Young adults and college students also undergo a period of life transition and personal development that may also be marked by confusion, loneliness, anxiety, and pain. This time offers even greater independence and greater responsibility, which can be a lot to handle in the transition to adulthood.
Adolescence into early adulthood is one of the most critical periods to develop beliefs and habits that we carry for the rest of our lives. The hearts of teens and young adults are often misunderstood. When they lack support, acceptance, love, or encouragement, it is difficult for them to find feelings of joy, success and confidence.
There is a root behind every action and emotion of teens. They often feel various pressures from their families, friends, teachers, and communities all the while trying to establish their individual identities.
The brain of a teenager reacts differently to situations than the brain of a child or an adult, making these years tricky to navigate for family members, too. When a teenager begins to physically look like an adult, it is hard to not expect them to act like one, too. Parents may send mixed messages by trying to give their teens more independence but then reverting to treating them like a child. Teens may not yet have the life experience to wisely make certain decisions on their own, but there are situations in which they are also developmentally incapable of understanding a parent’s guidance or motive. These are often years of new experiences and establishing an independent identity.

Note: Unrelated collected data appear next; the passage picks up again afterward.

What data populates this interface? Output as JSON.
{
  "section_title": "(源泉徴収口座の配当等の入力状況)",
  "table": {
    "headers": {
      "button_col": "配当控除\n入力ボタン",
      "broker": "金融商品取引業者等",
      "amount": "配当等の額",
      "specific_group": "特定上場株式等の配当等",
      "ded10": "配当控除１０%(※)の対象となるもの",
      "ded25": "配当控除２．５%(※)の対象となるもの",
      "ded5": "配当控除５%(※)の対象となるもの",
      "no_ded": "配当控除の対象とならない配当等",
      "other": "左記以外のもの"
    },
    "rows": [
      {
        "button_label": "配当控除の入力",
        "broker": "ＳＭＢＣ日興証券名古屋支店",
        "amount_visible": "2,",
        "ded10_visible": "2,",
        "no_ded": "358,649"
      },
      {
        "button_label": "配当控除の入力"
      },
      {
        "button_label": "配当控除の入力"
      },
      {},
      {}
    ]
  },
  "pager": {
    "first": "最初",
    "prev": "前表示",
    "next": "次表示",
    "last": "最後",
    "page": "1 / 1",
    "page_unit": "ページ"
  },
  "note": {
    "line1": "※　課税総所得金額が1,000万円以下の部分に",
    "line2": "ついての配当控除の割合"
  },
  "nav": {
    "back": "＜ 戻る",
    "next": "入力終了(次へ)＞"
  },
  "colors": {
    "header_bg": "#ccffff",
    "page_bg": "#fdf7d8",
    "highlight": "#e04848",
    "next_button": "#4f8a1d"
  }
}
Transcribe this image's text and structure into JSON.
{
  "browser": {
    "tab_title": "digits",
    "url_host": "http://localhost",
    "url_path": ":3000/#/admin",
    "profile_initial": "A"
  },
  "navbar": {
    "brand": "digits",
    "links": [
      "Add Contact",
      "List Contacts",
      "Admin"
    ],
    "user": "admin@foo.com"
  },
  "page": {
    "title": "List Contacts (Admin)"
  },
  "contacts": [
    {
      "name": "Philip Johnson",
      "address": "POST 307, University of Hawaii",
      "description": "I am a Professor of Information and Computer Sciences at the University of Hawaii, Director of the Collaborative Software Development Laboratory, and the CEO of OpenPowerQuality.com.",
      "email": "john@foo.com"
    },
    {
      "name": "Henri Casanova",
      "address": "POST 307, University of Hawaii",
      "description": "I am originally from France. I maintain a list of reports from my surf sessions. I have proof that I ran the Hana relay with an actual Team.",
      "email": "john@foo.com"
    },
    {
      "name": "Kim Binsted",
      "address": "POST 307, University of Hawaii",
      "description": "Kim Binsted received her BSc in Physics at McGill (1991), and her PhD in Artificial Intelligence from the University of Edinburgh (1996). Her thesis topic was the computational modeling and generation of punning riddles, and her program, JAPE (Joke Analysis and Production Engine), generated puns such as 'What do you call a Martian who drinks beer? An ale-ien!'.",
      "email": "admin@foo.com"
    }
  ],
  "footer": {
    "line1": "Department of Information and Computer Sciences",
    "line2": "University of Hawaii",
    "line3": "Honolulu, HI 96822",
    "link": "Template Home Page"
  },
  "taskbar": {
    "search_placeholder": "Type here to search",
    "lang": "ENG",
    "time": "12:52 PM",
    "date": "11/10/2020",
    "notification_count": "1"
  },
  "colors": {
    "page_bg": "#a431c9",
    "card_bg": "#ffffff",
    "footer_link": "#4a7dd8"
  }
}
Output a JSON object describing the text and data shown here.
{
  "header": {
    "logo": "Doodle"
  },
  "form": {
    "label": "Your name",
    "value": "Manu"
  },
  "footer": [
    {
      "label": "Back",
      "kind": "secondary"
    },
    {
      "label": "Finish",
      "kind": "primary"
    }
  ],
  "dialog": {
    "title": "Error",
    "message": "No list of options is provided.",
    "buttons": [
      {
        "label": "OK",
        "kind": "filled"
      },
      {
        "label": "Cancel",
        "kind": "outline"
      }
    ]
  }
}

Jaimee is here to engage the heart of teenagers and young adults. She focuses on helping adolescents and young adults understand the root of their own thoughts and behaviors in a way that offers encouragement and compassion. She walks alongside them without judgement through some of the most challenging years of their lives with the goal of growing their self awareness and confidence.
Additionally, Jaimee helps parents communicate the “why” of various expectations they have of their teenagers (why they have a curfew, why they are not allowed to get a piercing, why they have limits on social media, why family time is important, etc.). She helps parents sort through the confusion and misunderstandings to gain a better perspective of the root of their teenager’s actions.
Teenage years may be challenging, but they can also be the springboard to a responsible, happy, confident adulthood.